At first glance, sovereigns believe some pretty outrageous things, as well as to an outsider, their legal theories seem fairly silly. Up to the recent wave of violence, most law enforcement officers who encountered sovereigns found them more amusing than other things. Following recent police shootings in Arkansas, Florida, Texas, and Pennsylvania, officers now have to rethink their opinion on this group.
Also, sovereign citizens don’t call themselves that. In reality, should you ask somebody if she is a member of the movement, she is probably going to respond how the “sovereign citizen” label is surely an oxymoron, and therefore she actually is a person seeking the Truth. She may then launch in to a ten minute lecture about 18th century ideals of individual sovereignty. A non-sovereign simply answers, “No.”
Perhaps the hardest hurdle for police force is working with stereotypes. The initial generation sovereign movement (from 1970 to 1995) was comprised mostly of middle-aged, high-school educated, white men with some military background, and extreme-right, often racist values, located mostly in in rural communities west 14dexipky the Mississippi. Today, the 2nd sovereign wave (1999 to show) can include anybody: black, white, rural, urban, Asian, Hispanic, young, old, armed, unarmed, male, female, conservative, liberal, semi-literate, college-educated, from the walk of life. For example, dentists, chiropractors, and in many cases law enforcement officers all seem attracted to the movement lately.

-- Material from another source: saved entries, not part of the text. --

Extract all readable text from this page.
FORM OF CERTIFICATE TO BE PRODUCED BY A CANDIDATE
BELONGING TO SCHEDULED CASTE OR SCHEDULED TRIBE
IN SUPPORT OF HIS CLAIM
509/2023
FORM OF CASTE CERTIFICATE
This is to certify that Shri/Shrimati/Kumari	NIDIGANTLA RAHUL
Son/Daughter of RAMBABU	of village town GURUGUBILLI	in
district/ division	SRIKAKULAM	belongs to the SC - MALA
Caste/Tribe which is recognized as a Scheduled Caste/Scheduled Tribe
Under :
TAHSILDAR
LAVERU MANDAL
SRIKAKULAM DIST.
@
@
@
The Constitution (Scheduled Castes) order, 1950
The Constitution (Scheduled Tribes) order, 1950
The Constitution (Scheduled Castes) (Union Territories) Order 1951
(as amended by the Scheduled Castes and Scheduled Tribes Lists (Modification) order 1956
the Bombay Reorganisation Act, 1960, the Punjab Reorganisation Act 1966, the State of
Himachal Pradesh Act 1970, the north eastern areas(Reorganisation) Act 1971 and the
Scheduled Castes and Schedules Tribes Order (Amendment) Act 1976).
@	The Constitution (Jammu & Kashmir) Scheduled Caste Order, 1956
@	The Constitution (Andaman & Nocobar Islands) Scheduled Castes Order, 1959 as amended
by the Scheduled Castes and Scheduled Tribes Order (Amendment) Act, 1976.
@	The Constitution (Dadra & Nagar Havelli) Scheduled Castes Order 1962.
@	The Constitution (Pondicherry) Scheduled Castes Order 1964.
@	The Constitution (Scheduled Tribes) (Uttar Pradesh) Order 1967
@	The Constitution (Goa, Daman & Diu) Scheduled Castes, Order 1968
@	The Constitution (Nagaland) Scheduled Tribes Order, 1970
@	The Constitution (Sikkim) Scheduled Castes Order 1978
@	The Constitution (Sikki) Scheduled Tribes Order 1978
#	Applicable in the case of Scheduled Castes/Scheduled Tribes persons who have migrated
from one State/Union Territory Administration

Sovereigns will also be challenging to identity since there is no membership group to allow them to join, no charismatic leader, no organization name, no master listing of adherents, without any consistency within the schemes they promote and purchase into. There are countless sovereign legal theories being peddled in seminars, in books, and on the Internet, and several of these theories contradict each other.
The sovereign citizen movement is very large and is growing fast, due to the Internet. You can find approximately 300,000 individuals the movement, and approximately a third of those are the things i would call hard-core believers – people ready to act on their own beliefs as opposed to simply move on.
As there is no guarantee in terms of officer safety, police departments do indeed should teach their front-line officers the way to identify sovereign markers and take appropriate precautions in case a specific encounter gets to be a sovereign’s “final straw.